The biggest puzzle is what's best for those who once had persistent, severe problems that have responded well to medication over a substantial period of time, but who would now like to come off the medication.
There are risks on both sides. Staying on meds can cause serious complications, particularly if the person gains substantial weight on them. But going off meds can be a path back to illness and all of its dire consequences. I have seen hundreds of patients deteriorate badly after stopping meds. And sometimes meds that previously worked wonderfully well in maintaining recovery fail miserably in treating the relapse caused by their termination.

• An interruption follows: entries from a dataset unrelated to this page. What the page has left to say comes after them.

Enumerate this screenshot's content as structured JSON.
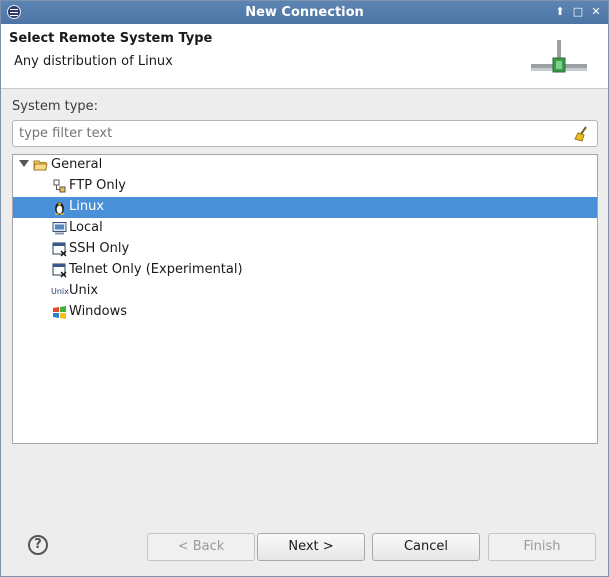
{
  "window": {
    "title": "New Connection"
  },
  "header": {
    "title": "Select Remote System Type",
    "description": "Any distribution of Linux"
  },
  "system_type": {
    "label": "System type:",
    "filter_placeholder": "type filter text"
  },
  "tree": {
    "root": {
      "label": "General",
      "icon": "folder-open-icon"
    },
    "items": [
      {
        "label": "FTP Only",
        "icon": "ftp-icon"
      },
      {
        "label": "Linux",
        "icon": "linux-penguin-icon"
      },
      {
        "label": "Local",
        "icon": "local-computer-icon"
      },
      {
        "label": "SSH Only",
        "icon": "ssh-terminal-icon"
      },
      {
        "label": "Telnet Only (Experimental)",
        "icon": "telnet-terminal-icon"
      },
      {
        "label": "Unix",
        "icon": "unix-icon",
        "icon_text": "Unix"
      },
      {
        "label": "Windows",
        "icon": "windows-icon"
      }
    ],
    "selected": "Linux"
  },
  "buttons": {
    "back": "< Back",
    "next": "Next >",
    "cancel": "Cancel",
    "finish": "Finish"
  },
  "colors": {
    "selection": "#4a90d9",
    "titlebar": "#5078a8"
  }
}
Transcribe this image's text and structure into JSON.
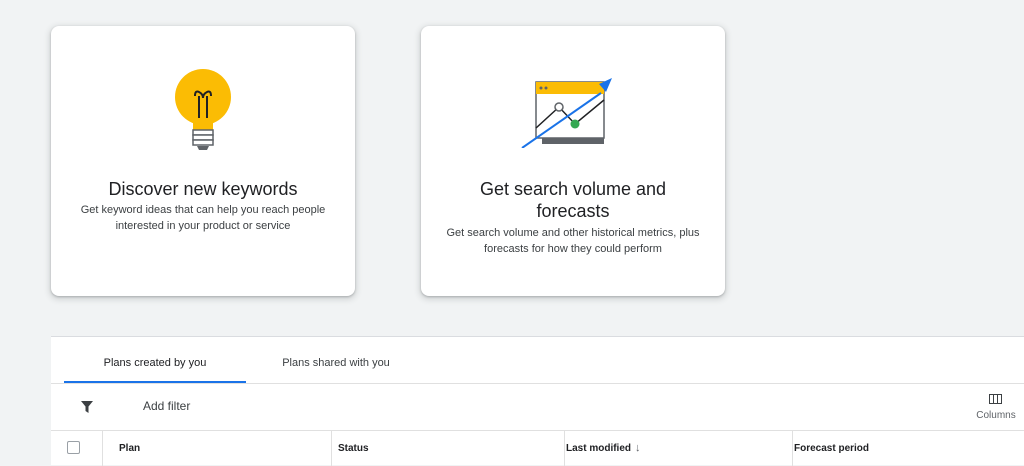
{
  "cards": [
    {
      "title": "Discover new keywords",
      "description": "Get keyword ideas that can help you reach people interested in your product or service",
      "icon": "lightbulb-icon"
    },
    {
      "title": "Get search volume and forecasts",
      "description": "Get search volume and other historical metrics, plus forecasts for how they could perform",
      "icon": "trending-chart-icon"
    }
  ],
  "tabs": [
    {
      "label": "Plans created by you",
      "active": true
    },
    {
      "label": "Plans shared with you",
      "active": false
    }
  ],
  "filterbar": {
    "add_filter_label": "Add filter",
    "columns_label": "Columns"
  },
  "table": {
    "headers": {
      "plan": "Plan",
      "status": "Status",
      "last_modified": "Last modified",
      "forecast_period": "Forecast period"
    },
    "sort_indicator": "↓"
  },
  "colors": {
    "accent": "#1a73e8",
    "bulb": "#fbbc04",
    "chart_yellow": "#fbbc04",
    "chart_green": "#34a853",
    "background": "#f1f3f4"
  }
}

I used to be more enthusiastic about the possibility of psychosocial treatment replacing meds, or markedly reducing the doses need, even in the most severely ill. In the mid 1980's, I helped plan and conduct a large study that compared three medication strategies in the continuation phase of treatment for people who had recovered from a psychotic episode : 1) usual dose; 2) one fifth dose, and; 3) placebo. All groups also received intense family support in the community. Some people did fine with less or no meds. But the catastrophes remain unforgettable.
There will never be one right decision on psychiatric medicine that applies to everyone. In the US, there has been far too much acrimony and far too little cooperation among providers, families, and disaffected users- as if there were one right answer. This results in bad treatment and ineffective advocacy for the mentally ill. Mental health care in Europe is in much better shape because no such opposition hinders cooperative efforts in clinical decision making or political advocacy.
Let's hope Virgil has shown us the middle way.